4)大腸内視鏡診断から内視鏡治療までの手順
通常内視鏡観察を基本とし、必要に応じて拡大内視鏡観察(色素あるいは画像強調)を加えて総合的に行います.図に大腸ポリープに対する内視鏡的切除の流れを示します。
大腸ポリープに対する内視鏡的切除の流れ
(必携!医師とメディカルスタッフのための大腸コールド・ポリペクトミーハンドブック(野崎良一編著、シービーアール社)より引用。)
低異型度腺腫(大きさ3mm 微小病変)
(必携!医師とメディカルスタッフのための大腸コールド・ポリペクトミーハンドブック(野崎良一編著、シービーアール社)より引用。)
5)コールドポリペクトミー
大きさ10mm未満の腫瘍性ポリープは、原則としてこれまでの高周波通電を行わないコールドポリペクトミーを施行しています。大きさ4mm以下のポリープは、原則コールド専用の鉗子を用いてかじり取っています。
保険点数は、ファイバースコープによる手術「内視鏡的大腸ポリープ・粘膜切除術」です。外来手術になります。
治療には専用のコールドポリペクトミー用のスネア、ジャンボ鉗子を用います。
すべての腺腫とよばれる腫瘍性のポリープを内視鏡的に切除することで大腸がん発生が70%から90%抑制できること、大腸がん死亡を約50%抑制できることが最も権威のある総合医学雑誌ニューイングランド・ジャーナル・オブ・メディシンに論文が発表されています。
当クリニックでは、コールドポリペクトミーだけでなく、これまでの高周波通電によるポリペクトミー(最近ではホット・ポリペクトミーとよばれています)も大きさ10㎜前後の日帰り手術(デイサージェリー)で治療できるポリープに対して行っています。それ以上の大きな病変で入院が必要なる病変は、専門の病院へ紹介しています。
コールド・ポリペクトミーの実際の内視鏡画像(動画)。
大腸カメラの流れ
検査1週間前
便秘にならないように気を付けてください。普段服用している下剤や緩下剤等は服用を続けてください。
検査前日
前日の食事は低残渣食を食べていただく必要があります。刺激物や消化の悪いもの、種物は避けてください。ご希望の方は、大腸カメラ専用の検査食を準備しています。水分は普段より多めに飲んでください。
検査当日
朝食は欠食です。水・お茶は十分にとってください。コーヒー・ジュースや牛乳等は飲まないでください。内服中の薬は、血圧や心臓の薬は朝7時までに服用し、それ以外の薬は服用しないでください。
検査前~検査後
たまっている便を出して腸の中をきれいにするために、腸管洗浄剤を1000~2000mL飲んでいただきます。便が出てしまい腸がきれいになった人から検査を始めます。検査直前に鎮静剤・鎮痛剤・鎮痙剤を静脈注射するので、検査は楽に受けられます。検査終了後は、30分~1時間程度安静にしていただきます。安静後、医師より結果を説明します。
大腸ポリープ切除について
大腸ポリープ切除は、電流を流さず生切れするコールドポリペクトミーと、電流を流して焼き切るホットポリペクトミーの2種類があります。
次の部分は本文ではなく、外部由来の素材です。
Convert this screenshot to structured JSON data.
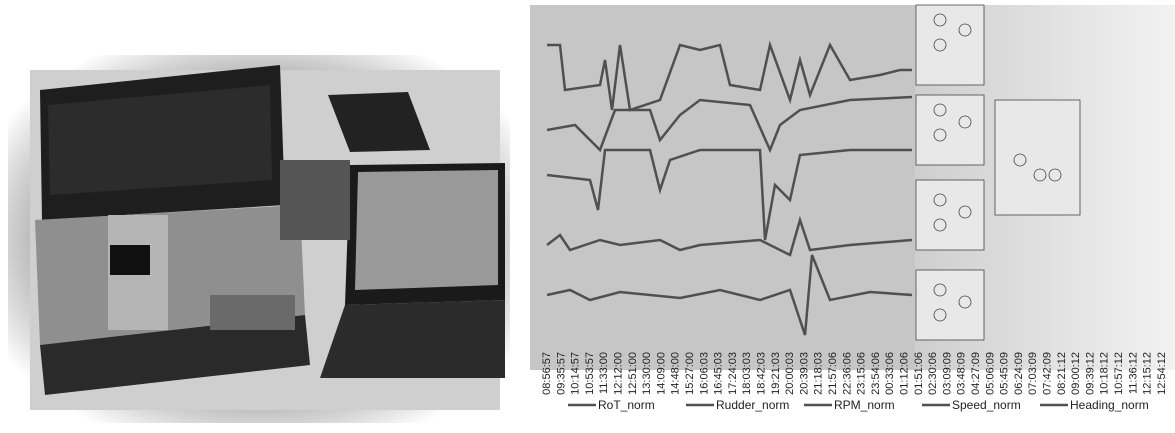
{
  "chart": {
    "times": [
      "08:56:57",
      "09:35:57",
      "10:14:57",
      "10:53:57",
      "11:33:00",
      "12:12:00",
      "12:51:00",
      "13:30:00",
      "14:09:00",
      "14:48:00",
      "15:27:00",
      "16:06:03",
      "16:45:03",
      "17:24:03",
      "18:03:03",
      "18:42:03",
      "19:21:03",
      "20:00:03",
      "20:39:03",
      "21:18:03",
      "21:57:06",
      "22:36:06",
      "23:15:06",
      "23:54:06",
      "00:33:06",
      "01:12:06",
      "01:51:06",
      "02:30:06",
      "03:09:09",
      "03:48:09",
      "04:27:09",
      "05:06:09",
      "05:45:09",
      "06:24:09",
      "07:03:09",
      "07:42:09",
      "08:21:12",
      "09:00:12",
      "09:39:12",
      "10:18:12",
      "10:57:12",
      "11:36:12",
      "12:15:12",
      "12:54:12"
    ],
    "legend": [
      "RoT_norm",
      "Rudder_norm",
      "RPM_norm",
      "Speed_norm",
      "Heading_norm"
    ]
  }
}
コールドポリペクトミーは、4mm未満の微小大腸ポリープに対し専用の鉗子でつまみ取る方法と、10mm未満のポリープをワイヤで切除する方法があります。コールドポリペクトミーの方法でポリープを切除した場合は、2~3日間は飲酒や刺激物を控え、運動や長時間の運転なども避けてください。
ホットポリペクトミーは、10mm以上のポリープをワイヤでつかんだ後に電流を流して焼き切る方法です。この方法は腸の粘膜に熱傷を起こすため、コールドポリペクトミーに比べ後出血や穿孔などの偶発症のリスクが高くなります。そのため、切除後は1週間の食事制限・生活制限が必要になります。
大腸ポリープが認められた場合に治療を希望される方は、治療後1週間は大事な予定を入れないなどの注意が必要です。
なお、入院治療が望ましいと考えられる場合は、専門の病院での治療が必要となります。